There is nothing you can do----it's too much for you to take on, anyway. This is a mental problem even parents can't handle without expert help.
What you CAN do is be the best you you can be, and show her by example, for the brief time you see her during the visit, how healthy you are.
Look at how sick she is, see it clearly, and then bring this knowledge back to your own life, and learn from it. That is all you can do right now---take care of yourself because of this knowledge.
Hi,
I have had the same problem with both of my sisters, and i am afraid to say that i found you can't really talk to her about the subject unless she approaches you first. But you could say to her that you love and care for her a lot and if she needs to talk you are always there, and if she dosen't feel comfortable talking face to face she can always email you.

If she is seeing a doctor and a therapist at least she is talking to someone and they can do something if her health is in danger. Also her mum may feel embarrassed and also unsure what to do. It is very hard to see someone you love going through this but if you offer her your support and a good therapist she can get through it. Both my sisters did.
OK, so you basicly are choosing between a possible future death, or your aunt will be mad at you? Deffinitely talk to her! Even if it doesn't help, at least you tried. And, if she does get better, I'm sure you aunt will be happy and possibly thank you.

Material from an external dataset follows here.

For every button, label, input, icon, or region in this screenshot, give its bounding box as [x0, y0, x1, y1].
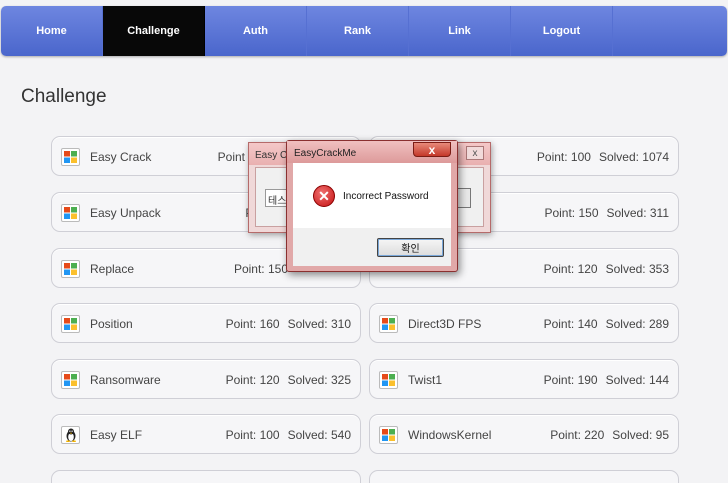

You might not like this idea, but this is a good reason to have medical marijuana. Give that girl the munchies.
So let her mom hate you. If she's in trouble which it sounds that way, talk to her. The worst is her mom hates you, but you've helped her. If she looks up to you, it's possible she'll listen to you. She needs to find another therapist if that ones not helping. Anorexia is very dangerous. It sounds like her mom maybe part of the problem. If that was my child I'd be doing everything I could to help her. She needs protein to survive and lettuce and oatmeal won't give her the nutrients her body needs. Maybe your mom would allow her to come move in with you for a while. She needs some better professional help though, and if the doctor she's seeing isn't helping she needs someone else or she could die. Good luck to all of you, and best wishes!
that is sad and a difficult situation. you didnt say how old you are but i assume your not of adult age. im sad to say her mom is in deep denial and probably also hiding how sad she is cause she recognizes this is bigger then she feels she can handle and may have tried alot more then is known to help her daughter. it would not be wrong of you to just talk to your cousin and be friends and if she should happen to confide in you to simply let her know that you are there if she wants to talk and will always love and care about her. that she is very special to you and that she is a very special person to all.
as for her mother she may require an unexpected sit down with the family confronting her all at once. before the family confronts her they should do some research and have information that they should make the mother take. she doesnt have to do exactly what the info says like admitting to eatting disorder clinic or whatever but she needs to be confronted about the dangerous path she is allowing her daughter to lead and may need counseling herself. if possible arranging for a health professional to be present when the mother is confront whether by phone or in person may be of benefit.
your cousin may even benefit from being in separate living situation if adequate care is not available near her and so that she can get help she needs and her mom can take time to focus on how to cope with it and help her daughter deal with it when she is ready to return home.
good luck and god bless you and your cousin and her family.